Dalam diskusi yang akrab
itu, Kang Ari Banyu Biru juga memaparkan segala sisi ironis tentang negeri kita
Indonesia, sebagai penghasil kopi terbesar keempat di dunia, namun belum punya
brand sebagaimana kopi Brazil atau Vietnam, padahal segala macam kopi yang ada
di dunia berasal dari Indonesia, seperti dari Gayo, Kerinci, Jawa Barat, Bali,
Flores dan masih banyak lagi tempat-tempat di Indonesia sebagai penghasil kopi.
Dan ternyata, yang lebih
mengenaskan lagi, kepemilikan penanaman dan pengolahan hingga distribusi dan
penjualan kopi Indonesia yang banyak ragam dan jenisnya itu masih dikuasai PMA
(Penanaman Modal Asing), hingga nyaris asing lah yang paling mendapat
keuntungan ekonomi dari keberadaan kopi Indonesia. Belum lagi, seperti
dipaparkan Kang Ari Banyu Biru, kelompok-kelompok separatis di Indonesia,
semisal OPM dan yang lainnya itu adalah boneka asing (yang dalam hal ini
Amerika) dalam rangka mengamankan lahan bisnis mereka agar tak ada investor
lain yang datang. Itulah kenapa gerakan-gerakan separatis di Indonesia tidak merongrong
aset-aset Amerika, Freeport misalnya.
Tidak luput pula
dipaparkan Kang Ari Banyu Biru, bagaimana korporasi-korporasi global
mengerahkan modal mereka untuk menguasai bisnis kopi ini, semisal Starbucks,
yang lagi-lagi berani mengeluarkan dana yang tak kecil untuk menguasai kopi
Indonesia, tapi tidak mencantumkan nama Indonesia sebagai brand mereka. Miris
sekali! Namun, selain membahas itu semua, Kang Ari Banyu Biru, tak lupa
menerangkan bagaimana seorang barista yang piawai dalam meracik kopi bisa dimaknai
sebagai seorang seniman yang butuh kepekaan rasa.

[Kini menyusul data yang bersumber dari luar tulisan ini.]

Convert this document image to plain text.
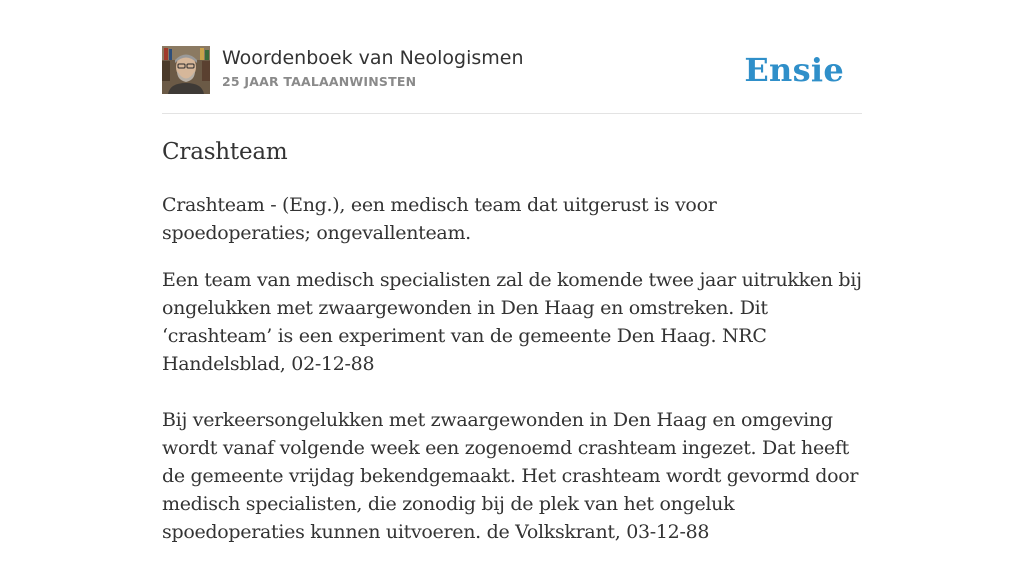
Woordenboek van Neologismen
25 JAAR TAALAANWINSTEN	Ensie
Crashteam

Crashteam - (Eng.), een medisch team dat uitgerust is voor spoedoperaties; ongevallenteam.

Een team van medisch specialisten zal de komende twee jaar uitrukken bij ongelukken met zwaargewonden in Den Haag en omstreken. Dit ‘crashteam’ is een experiment van de gemeente Den Haag. NRC Handelsblad, 02-12-88

Bij verkeersongelukken met zwaargewonden in Den Haag en omgeving wordt vanaf volgende week een zogenoemd crashteam ingezet. Dat heeft de gemeente vrijdag bekendgemaakt. Het crashteam wordt gevormd door medisch specialisten, die zonodig bij de plek van het ongeluk spoedoperaties kunnen uitvoeren. de Volkskrant, 03-12-88
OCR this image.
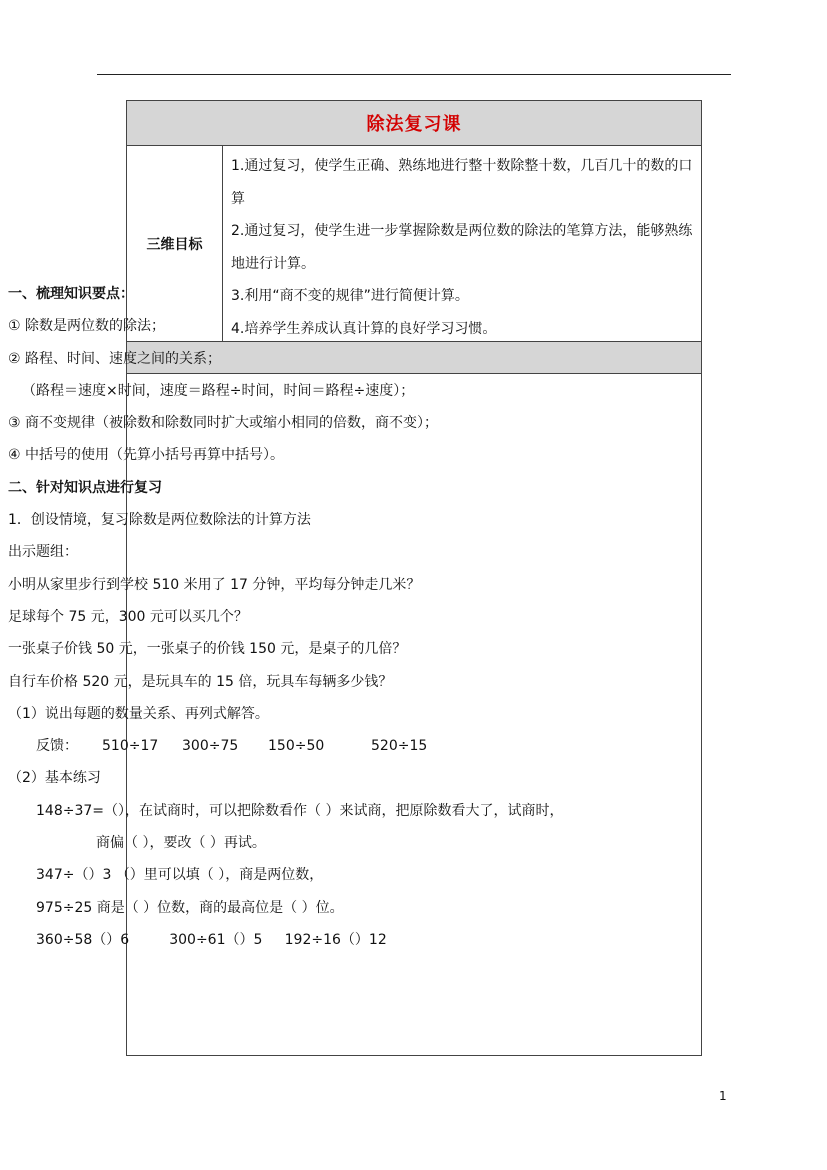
除法复习课
三维目标
1.通过复习，使学生正确、熟练地进行整十数除整十数，几百几十的数的口算
2.通过复习，使学生进一步掌握除数是两位数的除法的笔算方法，能够熟练地进行计算。
3.利用“商不变的规律”进行简便计算。
4.培养学生养成认真计算的良好学习习惯。
一、梳理知识要点：
① 除数是两位数的除法；
② 路程、时间、速度之间的关系；
（路程＝速度×时间，速度＝路程÷时间，时间＝路程÷速度）；
③ 商不变规律（被除数和除数同时扩大或缩小相同的倍数，商不变）；
④ 中括号的使用（先算小括号再算中括号）。
二、针对知识点进行复习
1．创设情境，复习除数是两位数除法的计算方法
出示题组：
小明从家里步行到学校 510 米用了 17 分钟，平均每分钟走几米？
足球每个 75 元，300 元可以买几个？
一张桌子价钱 50 元，一张桌子的价钱 150 元，是桌子的几倍？
自行车价格 520 元，是玩具车的 15 倍，玩具车每辆多少钱？
（1）说出每题的数量关系、再列式解答。
反馈： 510÷17 300÷75 150÷50	520÷15
（2）基本练习
148÷37=（），在试商时，可以把除数看作（ ）来试商，把原除数看大了，试商时，
商偏（ ），要改（ ）再试。
347÷（）3 （）里可以填（ ），商是两位数，
975÷25 商是（ ）位数，商的最高位是（ ）位。
360÷58（）6         300÷61（）5     192÷16（）12
1
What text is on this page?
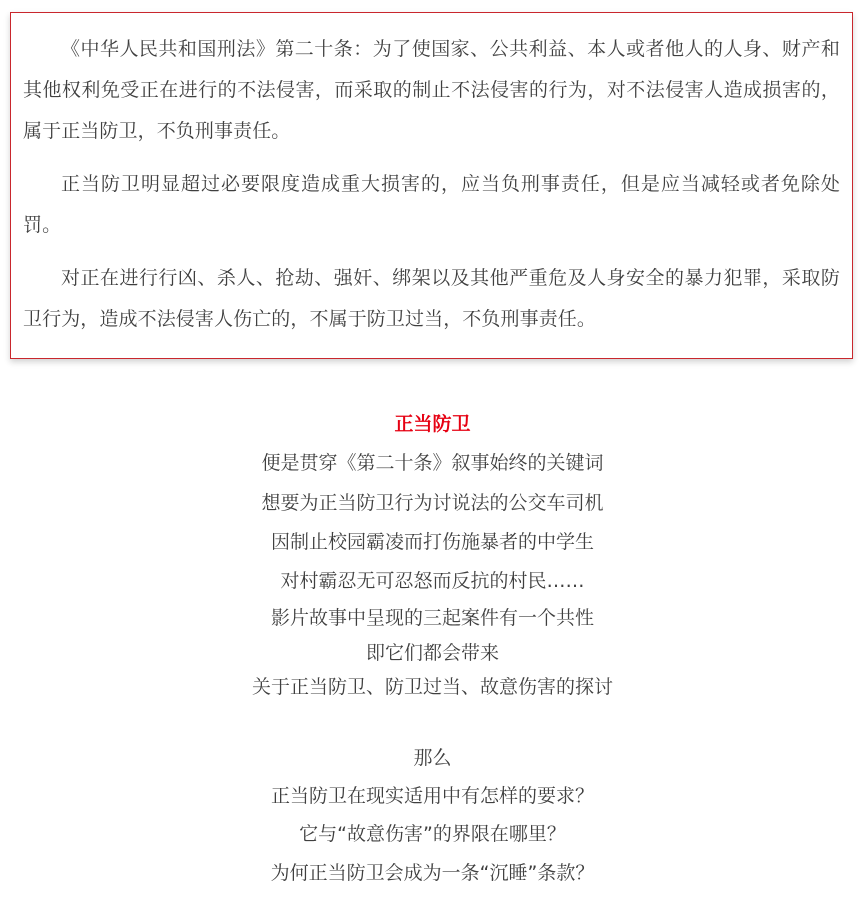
《中华人民共和国刑法》第二十条：为了使国家、公共利益、本人或者他人的人身、财产和其他权利免受正在进行的不法侵害，而采取的制止不法侵害的行为，对不法侵害人造成损害的，属于正当防卫，不负刑事责任。

正当防卫明显超过必要限度造成重大损害的，应当负刑事责任，但是应当减轻或者免除处罚。

对正在进行行凶、杀人、抢劫、强奸、绑架以及其他严重危及人身安全的暴力犯罪，采取防卫行为，造成不法侵害人伤亡的，不属于防卫过当，不负刑事责任。

正当防卫
便是贯穿《第二十条》叙事始终的关键词
想要为正当防卫行为讨说法的公交车司机
因制止校园霸凌而打伤施暴者的中学生
对村霸忍无可忍怒而反抗的村民……
影片故事中呈现的三起案件有一个共性
即它们都会带来
关于正当防卫、防卫过当、故意伤害的探讨
那么
正当防卫在现实适用中有怎样的要求？
它与“故意伤害”的界限在哪里？
为何正当防卫会成为一条“沉睡”条款？
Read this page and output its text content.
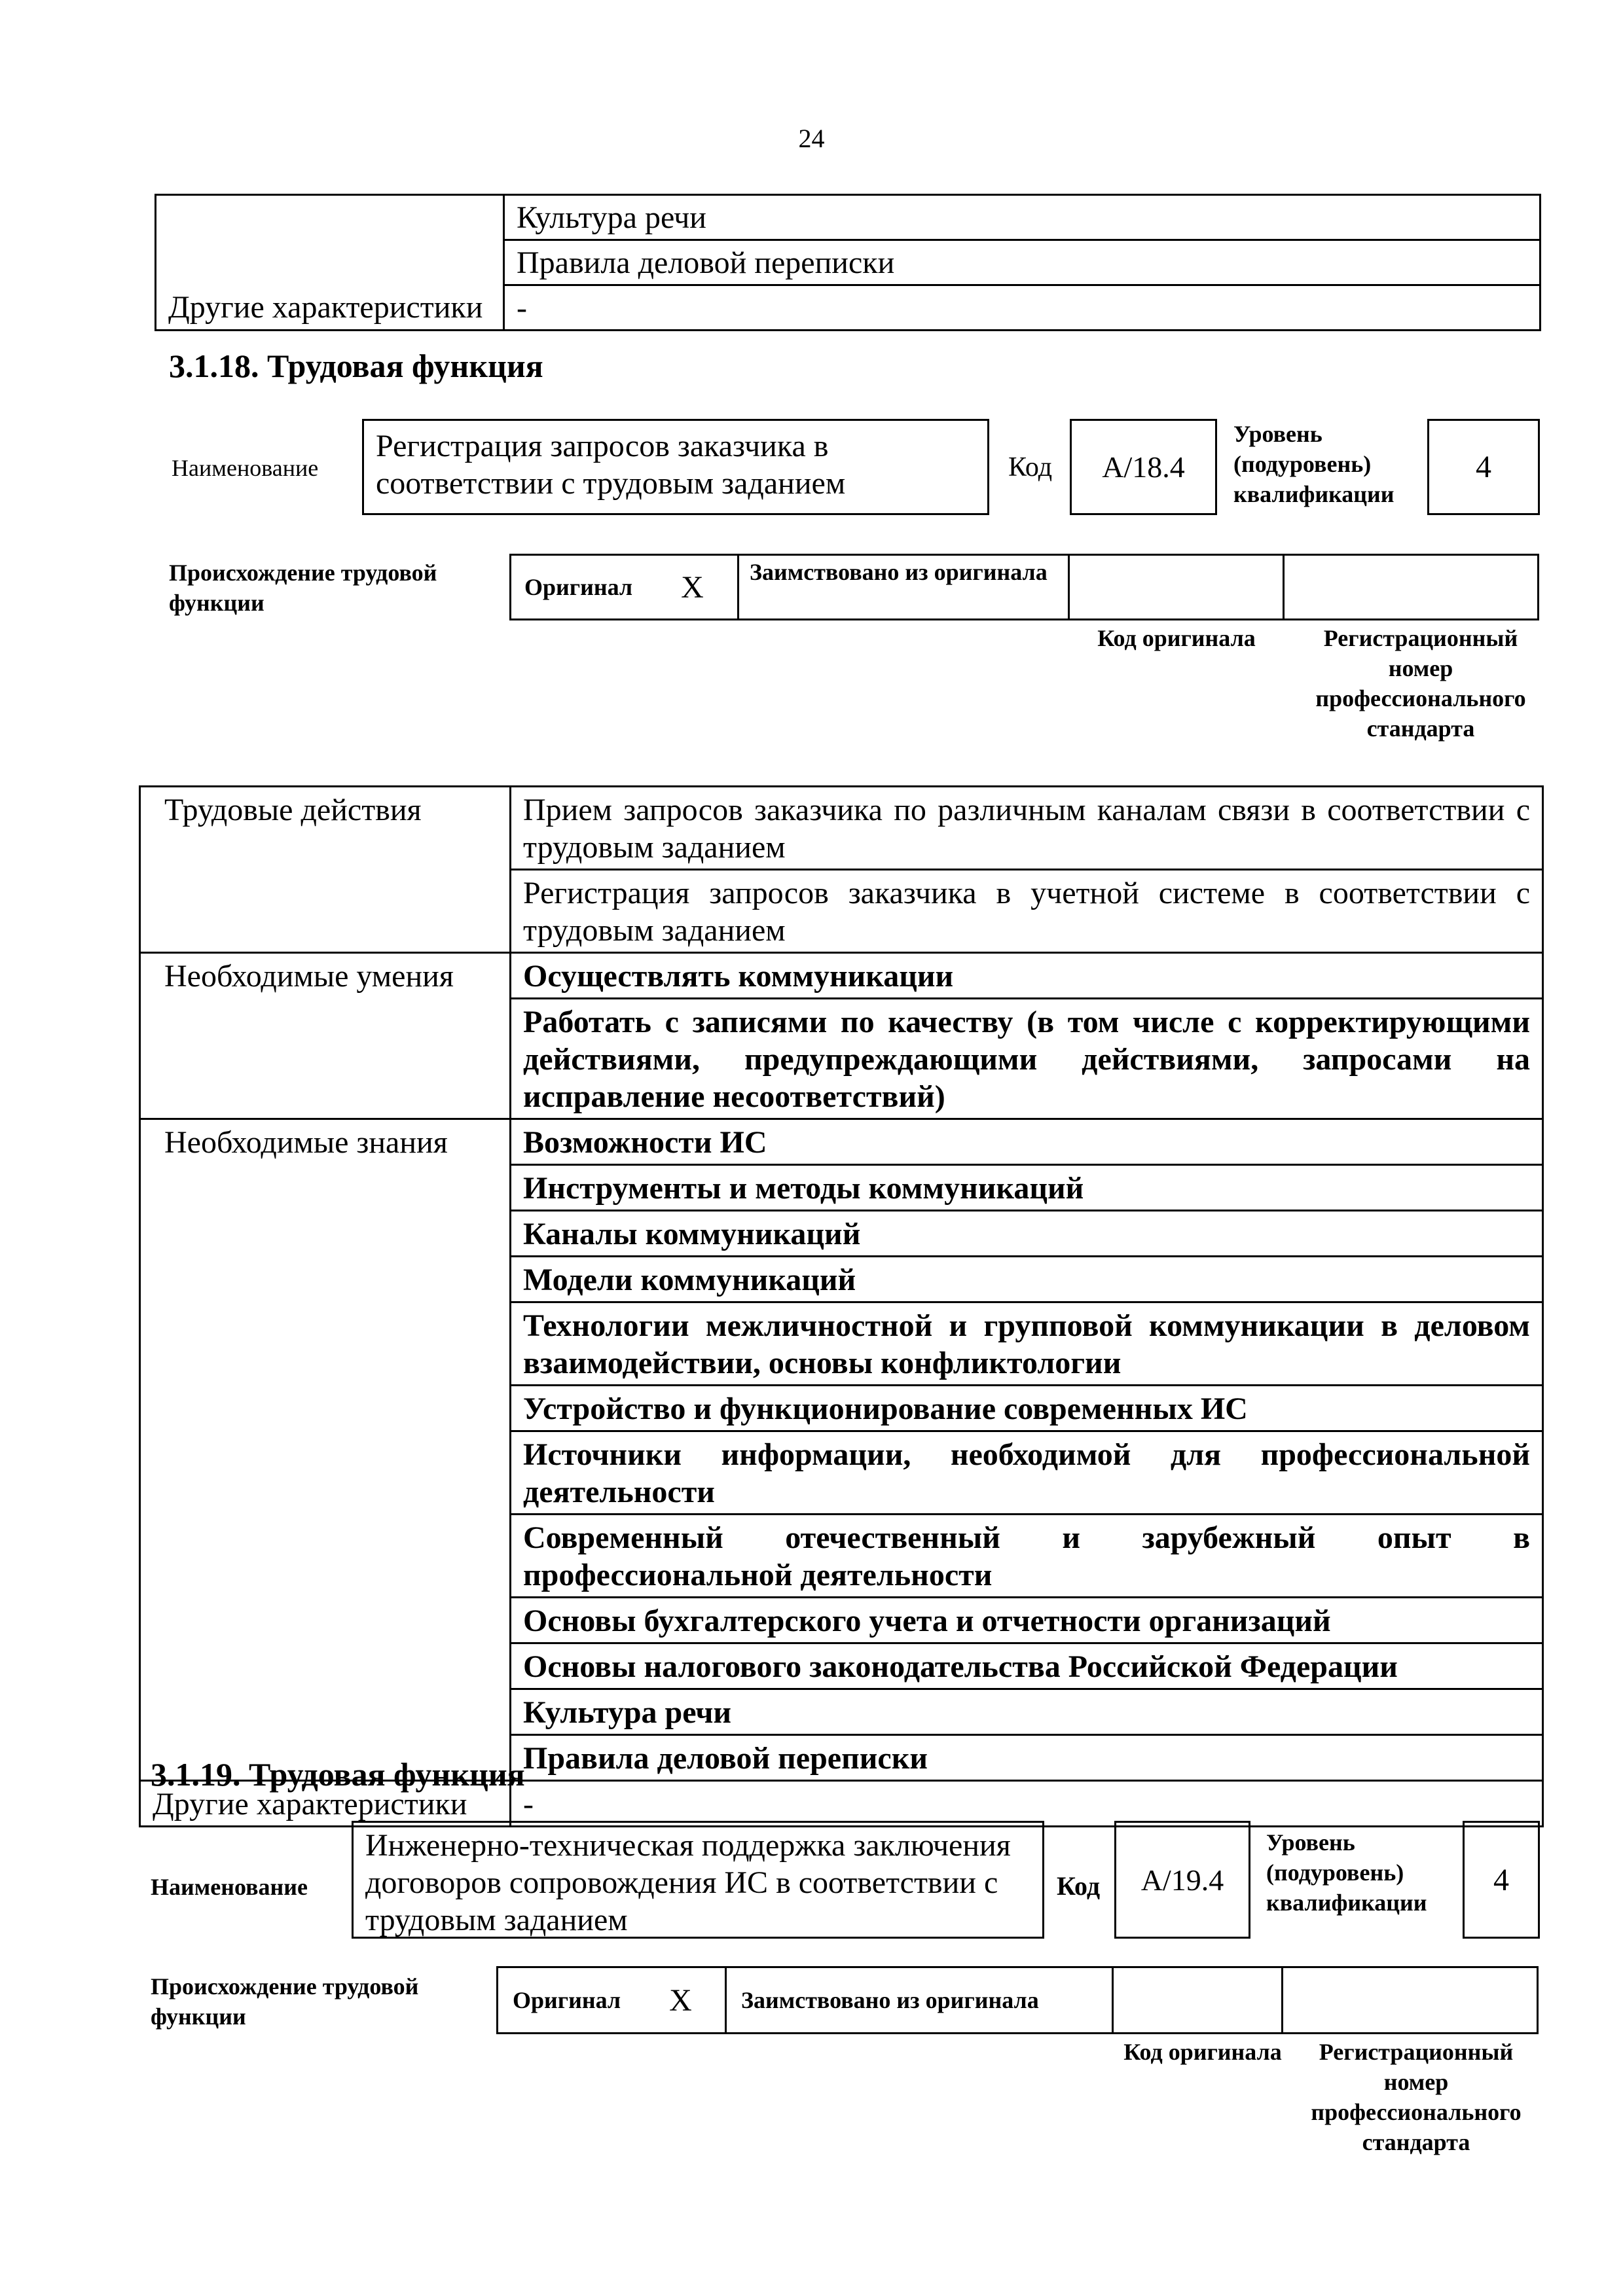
24
	Культура речи
	Правила деловой переписки
Другие характеристики	-
3.1.18. Трудовая функция
Наименование
Регистрация запросов заказчика в соответствии с трудовым заданием	Код	A/18.4
Уровень (подуровень) квалификации
4
Происхождение трудовой функции
Оригинал X	Заимствовано из оригинала
Код оригинала	Регистрационный номер профессионального стандарта
Трудовые действия	Прием запросов заказчика по различным каналам связи в соответствии с трудовым заданием
	Регистрация запросов заказчика в учетной системе в соответствии с трудовым заданием
Необходимые умения	Осуществлять коммуникации
	Работать с записями по качеству (в том числе с корректирующими действиями, предупреждающими действиями, запросами на исправление несоответствий)
Необходимые знания	Возможности ИС
	Инструменты и методы коммуникаций
	Каналы коммуникаций
	Модели коммуникаций
	Технологии межличностной и групповой коммуникации в деловом взаимодействии, основы конфликтологии
	Устройство и функционирование современных ИС
	Источники информации, необходимой для профессиональной деятельности
	Современный отечественный и зарубежный опыт в профессиональной деятельности
	Основы бухгалтерского учета и отчетности организаций
	Основы налогового законодательства Российской Федерации
	Культура речи
	Правила деловой переписки
Другие характеристики	-
3.1.19. Трудовая функция
Наименование
Инженерно-техническая поддержка заключения договоров сопровождения ИС в соответствии с трудовым заданием
Код	A/19.4
Уровень (подуровень) квалификации
4
Происхождение трудовой функции
Оригинал X Заимствовано из оригинала
Код оригинала	Регистрационный номер профессионального стандарта
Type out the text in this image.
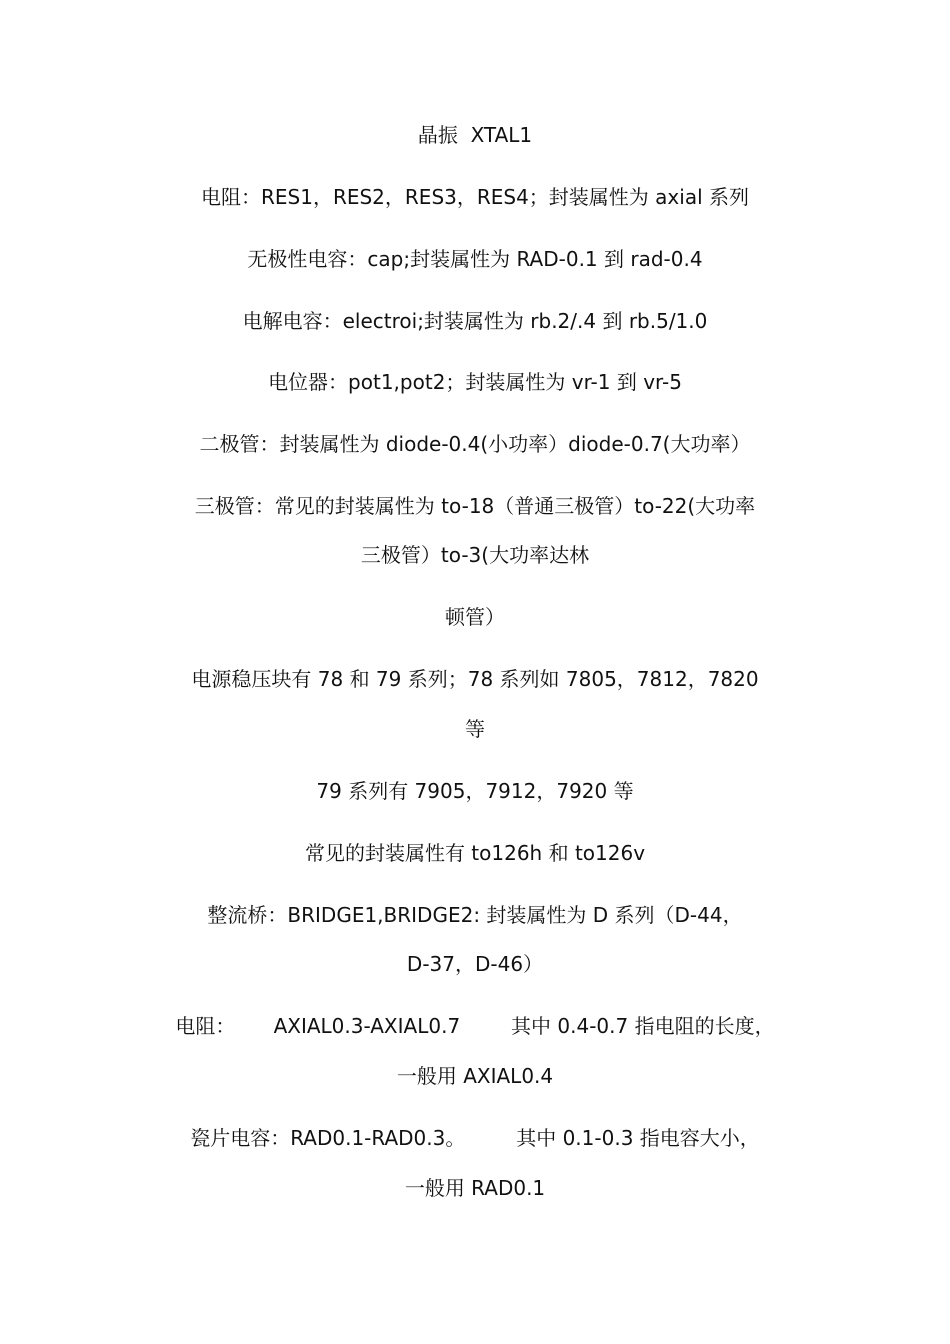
晶振  XTAL1
电阻：RES1，RES2，RES3，RES4；封装属性为 axial 系列
无极性电容：cap;封装属性为 RAD-0.1 到 rad-0.4
电解电容：electroi;封装属性为 rb.2/.4 到 rb.5/1.0
电位器：pot1,pot2；封装属性为 vr-1 到 vr-5
二极管：封装属性为 diode-0.4(小功率）diode-0.7(大功率）
三极管：常见的封装属性为 to-18（普通三极管）to-22(大功率
三极管）to-3(大功率达林
顿管）
电源稳压块有 78 和 79 系列；78 系列如 7805，7812，7820
等
79 系列有 7905，7912，7920 等
常见的封装属性有 to126h 和 to126v
整流桥：BRIDGE1,BRIDGE2: 封装属性为 D 系列（D-44，
D-37，D-46）
电阻：      AXIAL0.3-AXIAL0.7        其中 0.4-0.7 指电阻的长度，
一般用 AXIAL0.4
瓷片电容：RAD0.1-RAD0.3。        其中 0.1-0.3 指电容大小，
一般用 RAD0.1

Diskusi yang dihadiri para
seniman, yang diantaranya adalah Edi Bonetski, Qbro Pandamprana, Deden Mulyana,
Kang Uki, Peri Sandi, juga dari kalangan dosen seperti Hendra Sutan Pangeran,
penggerak ekonomi kreatif seperti Kang AG, fotografer Ade Wahyu, jurnalis Kabar
Banten Gito Waluyo juga yang lainnya, tampak khidmat meski dalam suasana rileks
diselingi canda tawa sembari menikmati hidangan kopi yang disediakan para
barista Diva Coffee (Banyu Biru Nusantara). Sementara itu, pihak penyelenggara
yang diwakili Sulaiman Djaya (penyair) menyatakan bahwa obrolan itu kemungkinan
akan dilanjutkan dalam bentuk acara yang lebih cair untuk publik yang lebih
luas.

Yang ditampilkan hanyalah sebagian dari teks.